That discussion in chapter 3 was so important to Misner Thorne and Wheeler that they revisited it in section 12.3
Point of principle: how can one write down the laws of gravity and properties of spacetime in Galilean coordinates first (§12.1), and only afterward (here) come to grip with the nature of the coordinate system and its nonuniqueness?
And then they refer to and paraphrase the discussion in section 3.1 that you quoted.
I will discuss two cases:
-Ohm's law and definition of electric resistance
-the definition of inertial coordinate system.
In MTW the 'definition' they are talking about extends to quantitative definition.
First example:
What does it take to give a quantitative definition of the electric resistance of a particular material?
The point is: the only way to provide a quantitative definition is to state it in terms of Ohm's law of resistance. $R=\frac{V}{I}$
For electric resistance Ohm's law is doing two things: it describes a property of nature, and it provides the means to give an operational definition of electric resistance.
Now, if there would not be a wider context then that double duty could be a case of circular reasoning. It is not circular reasoning because there is context. Different metals have different conductivity, corresponding to how easily the electrons can move about.
There isn't a way of first formulating a quantitative definition of electric resistance, and only then discover Ohm's law. It's only when you have a theory that you have the means to unambiguously define the concepts that make up the elements of the theory.
For the second example I set up a thought demonstration.
Let's say a solar system began at the very perifery of a galaxy, and some astrophysical process pulled that solar system loose from its parent galaxy, making it careen in to intergalactic space.
Several billions of years later: on an Earth lookalike: an intelligent species evolves out of the life on that planet.
For simplicity let's make that planet completely like our Earth. This Earth is so far away from other galaxies that none of them are visible. So the only celestial bodies that are visible are the other celestial bodies of that solar system, nothing else.

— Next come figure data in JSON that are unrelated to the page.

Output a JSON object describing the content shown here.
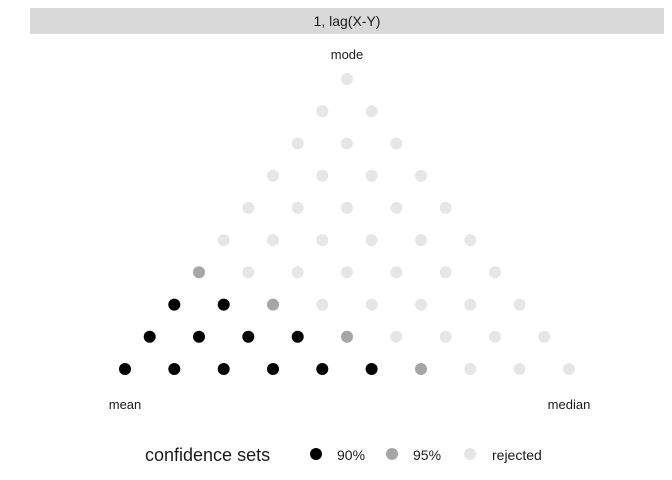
{
  "chart_data": {
    "type": "scatter",
    "panel_title": "1, lag(X-Y)",
    "corner_labels": {
      "top": "mode",
      "left": "mean",
      "right": "median"
    },
    "legend": {
      "title": "confidence sets",
      "position": "bottom",
      "items": [
        {
          "key": "90",
          "label": "90%",
          "color": "#000000"
        },
        {
          "key": "95",
          "label": "95%",
          "color": "#a6a6a6"
        },
        {
          "key": "rejected",
          "label": "rejected",
          "color": "#e6e6e6"
        }
      ]
    },
    "grid": false,
    "strip_color": "#d9d9d9",
    "rows": [
      [
        "90",
        "90",
        "90",
        "90",
        "90",
        "90",
        "95",
        "rejected",
        "rejected",
        "rejected"
      ],
      [
        "90",
        "90",
        "90",
        "90",
        "95",
        "rejected",
        "rejected",
        "rejected",
        "rejected"
      ],
      [
        "90",
        "90",
        "95",
        "rejected",
        "rejected",
        "rejected",
        "rejected",
        "rejected"
      ],
      [
        "95",
        "rejected",
        "rejected",
        "rejected",
        "rejected",
        "rejected",
        "rejected"
      ],
      [
        "rejected",
        "rejected",
        "rejected",
        "rejected",
        "rejected",
        "rejected"
      ],
      [
        "rejected",
        "rejected",
        "rejected",
        "rejected",
        "rejected"
      ],
      [
        "rejected",
        "rejected",
        "rejected",
        "rejected"
      ],
      [
        "rejected",
        "rejected",
        "rejected"
      ],
      [
        "rejected",
        "rejected"
      ],
      [
        "rejected"
      ]
    ]
  }
}
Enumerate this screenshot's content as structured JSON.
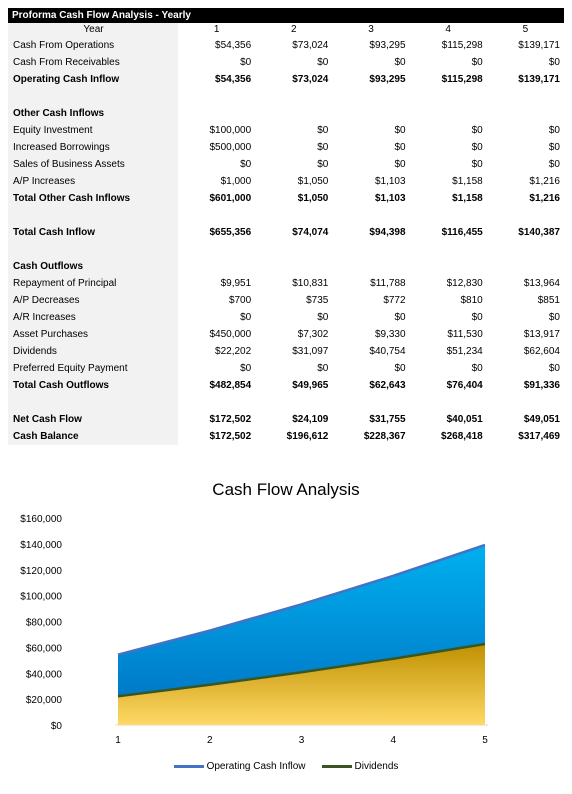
{
  "table": {
    "title": "Proforma Cash Flow Analysis - Yearly",
    "year_label": "Year",
    "years": [
      "1",
      "2",
      "3",
      "4",
      "5"
    ],
    "rows": [
      {
        "label": "Cash From Operations",
        "bold": false,
        "values": [
          "$54,356",
          "$73,024",
          "$93,295",
          "$115,298",
          "$139,171"
        ]
      },
      {
        "label": "Cash From Receivables",
        "bold": false,
        "values": [
          "$0",
          "$0",
          "$0",
          "$0",
          "$0"
        ]
      },
      {
        "label": "Operating Cash Inflow",
        "bold": true,
        "values": [
          "$54,356",
          "$73,024",
          "$93,295",
          "$115,298",
          "$139,171"
        ]
      },
      {
        "label": "",
        "bold": false,
        "values": [
          "",
          "",
          "",
          "",
          ""
        ]
      },
      {
        "label": "Other Cash Inflows",
        "bold": true,
        "values": [
          "",
          "",
          "",
          "",
          ""
        ]
      },
      {
        "label": "Equity Investment",
        "bold": false,
        "values": [
          "$100,000",
          "$0",
          "$0",
          "$0",
          "$0"
        ]
      },
      {
        "label": "Increased Borrowings",
        "bold": false,
        "values": [
          "$500,000",
          "$0",
          "$0",
          "$0",
          "$0"
        ]
      },
      {
        "label": "Sales of Business Assets",
        "bold": false,
        "values": [
          "$0",
          "$0",
          "$0",
          "$0",
          "$0"
        ]
      },
      {
        "label": "A/P Increases",
        "bold": false,
        "values": [
          "$1,000",
          "$1,050",
          "$1,103",
          "$1,158",
          "$1,216"
        ]
      },
      {
        "label": "Total Other Cash Inflows",
        "bold": true,
        "values": [
          "$601,000",
          "$1,050",
          "$1,103",
          "$1,158",
          "$1,216"
        ]
      },
      {
        "label": "",
        "bold": false,
        "values": [
          "",
          "",
          "",
          "",
          ""
        ]
      },
      {
        "label": "Total Cash Inflow",
        "bold": true,
        "values": [
          "$655,356",
          "$74,074",
          "$94,398",
          "$116,455",
          "$140,387"
        ]
      },
      {
        "label": "",
        "bold": false,
        "values": [
          "",
          "",
          "",
          "",
          ""
        ]
      },
      {
        "label": "Cash Outflows",
        "bold": true,
        "values": [
          "",
          "",
          "",
          "",
          ""
        ]
      },
      {
        "label": "Repayment of Principal",
        "bold": false,
        "values": [
          "$9,951",
          "$10,831",
          "$11,788",
          "$12,830",
          "$13,964"
        ]
      },
      {
        "label": "A/P Decreases",
        "bold": false,
        "values": [
          "$700",
          "$735",
          "$772",
          "$810",
          "$851"
        ]
      },
      {
        "label": "A/R Increases",
        "bold": false,
        "values": [
          "$0",
          "$0",
          "$0",
          "$0",
          "$0"
        ]
      },
      {
        "label": "Asset Purchases",
        "bold": false,
        "values": [
          "$450,000",
          "$7,302",
          "$9,330",
          "$11,530",
          "$13,917"
        ]
      },
      {
        "label": "Dividends",
        "bold": false,
        "values": [
          "$22,202",
          "$31,097",
          "$40,754",
          "$51,234",
          "$62,604"
        ]
      },
      {
        "label": "Preferred Equity Payment",
        "bold": false,
        "values": [
          "$0",
          "$0",
          "$0",
          "$0",
          "$0"
        ]
      },
      {
        "label": "Total Cash Outflows",
        "bold": true,
        "values": [
          "$482,854",
          "$49,965",
          "$62,643",
          "$76,404",
          "$91,336"
        ]
      },
      {
        "label": "",
        "bold": false,
        "values": [
          "",
          "",
          "",
          "",
          ""
        ]
      },
      {
        "label": "Net Cash Flow",
        "bold": true,
        "values": [
          "$172,502",
          "$24,109",
          "$31,755",
          "$40,051",
          "$49,051"
        ]
      },
      {
        "label": "Cash Balance",
        "bold": true,
        "values": [
          "$172,502",
          "$196,612",
          "$228,367",
          "$268,418",
          "$317,469"
        ]
      }
    ]
  },
  "chart_data": {
    "type": "area",
    "title": "Cash Flow Analysis",
    "x": [
      1,
      2,
      3,
      4,
      5
    ],
    "series": [
      {
        "name": "Operating Cash Inflow",
        "values": [
          54356,
          73024,
          93295,
          115298,
          139171
        ],
        "line_color": "#4472c4",
        "fill_top": "#00b0f0",
        "fill_bottom": "#0070c0"
      },
      {
        "name": "Dividends",
        "values": [
          22202,
          31097,
          40754,
          51234,
          62604
        ],
        "line_color": "#375623",
        "fill_top": "#bf9000",
        "fill_bottom": "#ffd966"
      }
    ],
    "yticks": [
      "$0",
      "$20,000",
      "$40,000",
      "$60,000",
      "$80,000",
      "$100,000",
      "$120,000",
      "$140,000",
      "$160,000"
    ],
    "xticks": [
      "1",
      "2",
      "3",
      "4",
      "5"
    ],
    "ylim": [
      0,
      160000
    ],
    "grid": false,
    "legend": "bottom",
    "xlabel": "",
    "ylabel": ""
  }
}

Under those circumstances: can a Kepler still find Kepler's three laws of planetary motion?
On our Earth the astromers had the benefit if an unmoving background reference: the fixed stars. But in this thought experiment no background reference is available.

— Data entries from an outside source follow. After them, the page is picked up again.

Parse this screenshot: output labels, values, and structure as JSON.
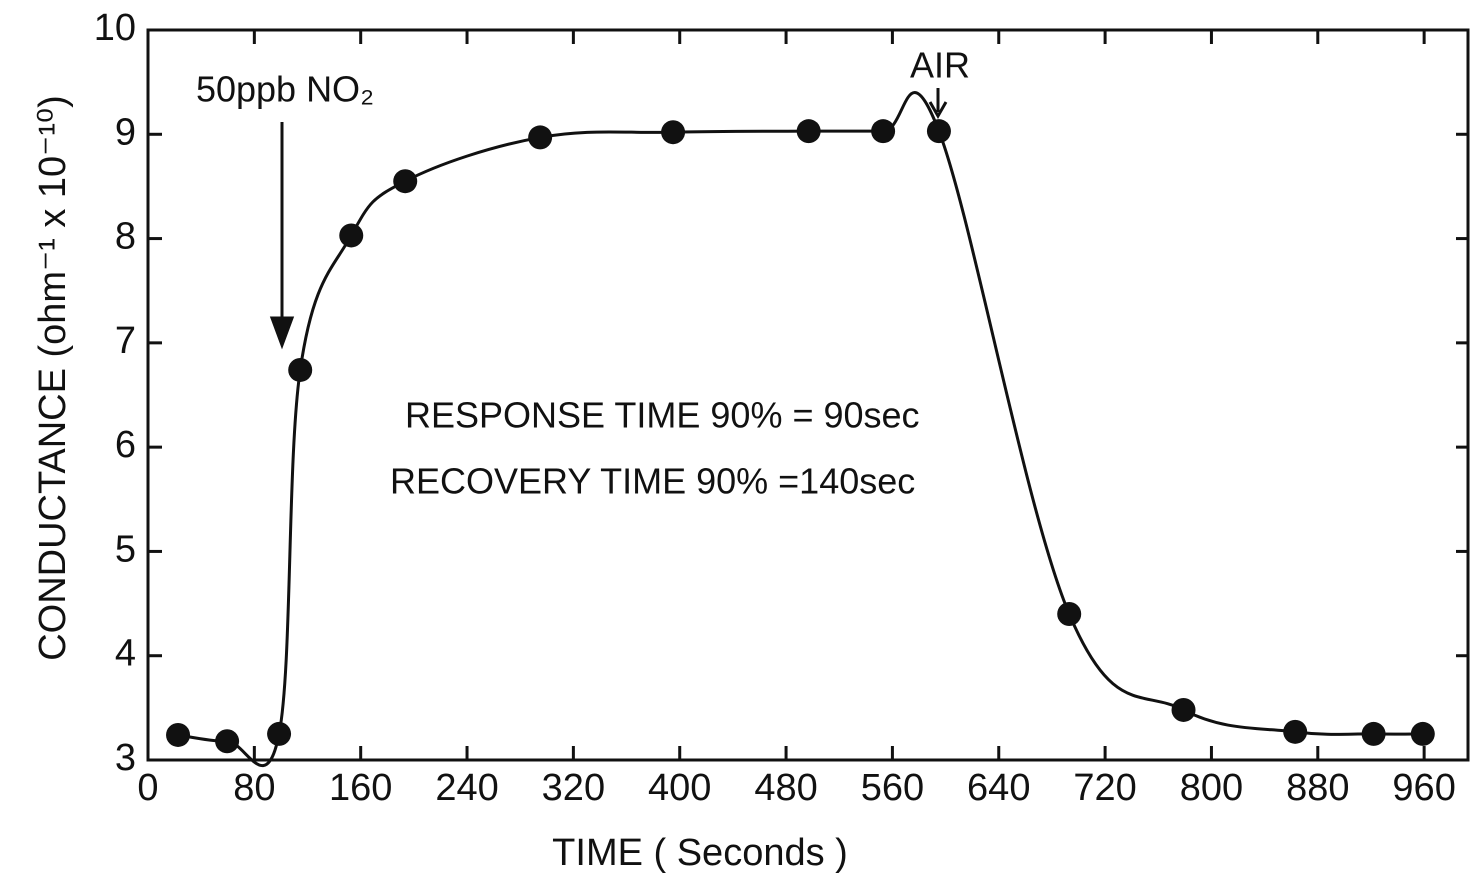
{
  "chart_data": {
    "type": "line",
    "x_label": "TIME    ( Seconds )",
    "y_label": "CONDUCTANCE  (ohm⁻¹ x 10⁻¹⁰)",
    "x": [
      22.6,
      59.5,
      98.6,
      114.5,
      152.9,
      193.5,
      295,
      395,
      497,
      553,
      595,
      693,
      779,
      863,
      922,
      959
    ],
    "series": [
      {
        "color": "#111111",
        "values": [
          3.24,
          3.18,
          3.25,
          6.74,
          8.03,
          8.55,
          8.97,
          9.02,
          9.03,
          9.03,
          9.03,
          4.4,
          3.48,
          3.27,
          3.25,
          3.25
        ]
      }
    ],
    "xlim": [
      0,
      993
    ],
    "ylim": [
      3,
      10
    ],
    "xticks": [
      0,
      80,
      160,
      240,
      320,
      400,
      480,
      560,
      640,
      720,
      800,
      880,
      960
    ],
    "yticks": [
      3,
      4,
      5,
      6,
      7,
      8,
      9,
      10
    ],
    "annotations": [
      "50ppb NO₂",
      "AIR",
      "RESPONSE TIME 90% = 90sec",
      "RECOVERY TIME 90% =140sec"
    ]
  }
}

I argue that in this throught demonstration it is still possible to arrive at Kepler's laws of motion, and subsequently the inverse square law of gravity.
If we grant that the Earth is spinning then we expect it to act as a spinning top. The plane of the ecliptic and the Earth's equatorial plane are at an angle to each other. The intersection of those two planes is a line; we can choose to make that line a reference of (angular) position.

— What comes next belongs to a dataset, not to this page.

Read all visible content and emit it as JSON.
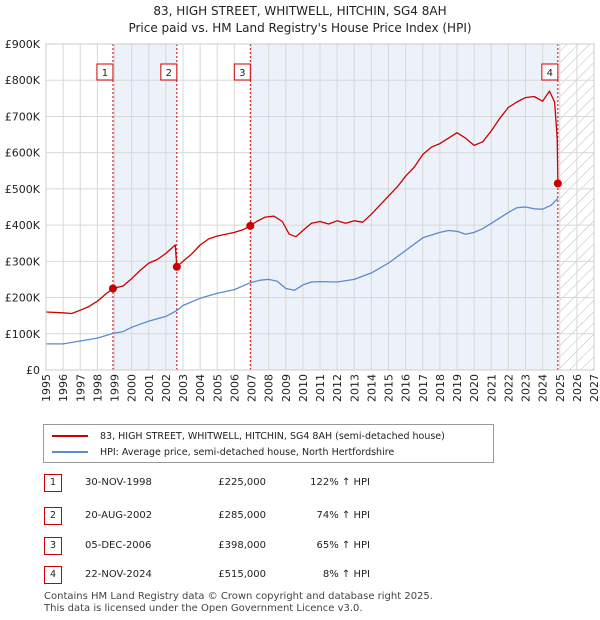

I argue that with that provisional reference in place it is possible to suss out Kepler's three laws, and subsequently the inverse square law of gravity. It will be more difficult than it was for our Kepler and out Newton, but it will be possible.
But then:
The astronomers will recognize the precession of the equinoxes. With an estimate of the moment of inertia of the Earth they arrive at an estimate of the rate of precession, but not an exact value.
Without fixed stars as reference the rate of the precession of the equinoxes cannot be measured; it must be inferred. The way to home in on the non-rotating coordinate system is to apply the inverse square law of gravity. All of the planets of the solar system are perturbing each other (Jupiter doing most of the perturbing of course.) So for all planets some level of precession of their perihelion is occurring. An exhaustive calculation will give for each planet the expected amount of precession. There is only one coordinate system such that all the planets move in accordance with the expected perihelion precessions: that is the inertial coordinate system. (Eventually the astronomers will be able to narrow down the uncertainty margins so far that they can identify an anomalous perihelion precession for the planet Mercury.
Summerizing:
The laws of motion hold good if and only if you use a non-rotating coordinate system. (It is possible to use a rotating coordinate system, but only in the following sense: in order to make that work you must in the calculation provide the rotation rate relative to the inertial coordinate system.)
In the absence of other reference is it still possible to home in on the inertial coordinate system. You infer your own rotation relative to the inertial coordianate system by applying the laws of motion.
I argue that astronomy is actually exceptional, in that there is a background reference: the fixed stars.
What Misner Thorne and Wheeler are arguing, and I think they are totally right: in the vast majority of physics there is no such background reference. The only way to provide an operational definition of the concepts that the laws of physics are making statements about is to apply those very laws.
As to suggestions that the above is circular reasoning:
Physicists design and build high performance machines such as particle accelerators. When you have built a machine, and you start operating it, that is when the rubber meets the road. If the machine performs as designed you know you are doing something right.
I hope I can persuade you to give this a lot of thought. I regard it as one of the deepest insights into what is involved in doing science. Once I knew about it I started recognizing it everywhere.